Forestry Commission tasks chiefs to join illegal logging fight
The Chief Executive Officer of the Forestry Commission, John Allotey, has tasked traditional leaders to join in the fight against illegal logging.
He called for the protection of forest reserves through partnership with traditional rulers and the indigenes to ensure society derived the necessary benefits from it.
“We must protect the forest from illegal logging so that the chiefs and people in the community can derive the benefits from the reserve and get the needed royalties from it,” he stated.
He made these observations when he welcomed the Omanhene of Atronie in the Bono Region, Obrempong Odiawisie Nana Amponsem Darko II, to the head office of the commission in Accra for a dialogue.
Sawmill
He pledged to work with the chief to seek investors to construct a sawmill in Atronie that will process the woods into a refined product for the market and to create jobs for the youth in the area.
“There are sawmills in the Bono Region but one at Atronie will be vital since it holds two of the nations forest reserves, namely the Amoma and Asukesse Forest Reserves,including valuable timber resources,” he noted.
He charged the chief to insist on the five per cent they are entitled to as custodians when signing Social Responsibility Agreements (SRA) with partners who want to log in the forest and pledged his outfit’s resolve to provide seedlings for more Green Ghana projects in his locality.

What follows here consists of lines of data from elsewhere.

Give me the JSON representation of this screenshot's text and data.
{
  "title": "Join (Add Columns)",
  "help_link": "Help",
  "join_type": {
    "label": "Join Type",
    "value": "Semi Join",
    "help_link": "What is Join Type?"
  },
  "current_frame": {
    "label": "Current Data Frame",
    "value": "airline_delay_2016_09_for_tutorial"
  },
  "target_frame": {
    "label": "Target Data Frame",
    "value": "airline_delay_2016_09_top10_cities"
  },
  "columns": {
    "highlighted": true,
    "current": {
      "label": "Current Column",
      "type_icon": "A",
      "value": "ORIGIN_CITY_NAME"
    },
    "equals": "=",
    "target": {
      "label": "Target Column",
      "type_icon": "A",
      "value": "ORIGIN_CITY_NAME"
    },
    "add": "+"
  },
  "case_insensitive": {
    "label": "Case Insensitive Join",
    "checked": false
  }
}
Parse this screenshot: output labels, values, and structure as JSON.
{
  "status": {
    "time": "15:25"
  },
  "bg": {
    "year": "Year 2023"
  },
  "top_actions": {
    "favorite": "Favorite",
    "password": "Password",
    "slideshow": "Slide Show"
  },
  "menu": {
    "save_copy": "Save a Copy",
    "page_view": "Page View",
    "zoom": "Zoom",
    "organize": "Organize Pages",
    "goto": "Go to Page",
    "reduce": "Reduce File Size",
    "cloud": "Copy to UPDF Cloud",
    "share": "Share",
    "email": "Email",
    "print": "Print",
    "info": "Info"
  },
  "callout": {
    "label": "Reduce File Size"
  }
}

Mr Allotey also promised to liaise with the Office of the Administrator of Stool Lands to provide adequate royalties to communities with forest reserves.
“There is the need for further discussion on the payment of royalties to who it is merited, we must come to a concrete determination as to what to give to a paramountcy and what must be given to chiefs who are closer to forest reserves,” he stated.
Jobs for the youth
For his part, the Omanhene of Atronie appealed to Mr Allotey to ensure his outfit secured a sawmill for his community to ensure the teeming youth in the community got jobs to do.
“Because of some protracted chieftaincy instability, people of Atronie were unjustly denied their fair share of the revenue generated from timber concessions, despite the continuous allocation of these concessions to timber contractors through the Forestry Commission,” he noted.
He appealed to the commission to expedite the disbursement of the accrued funds to the community and its chiefs.
“ Let us forge a strong partnership built on trust, transparency and shared goals for the benefit of our community, the Bono Region and the nation as a whole,” he stated.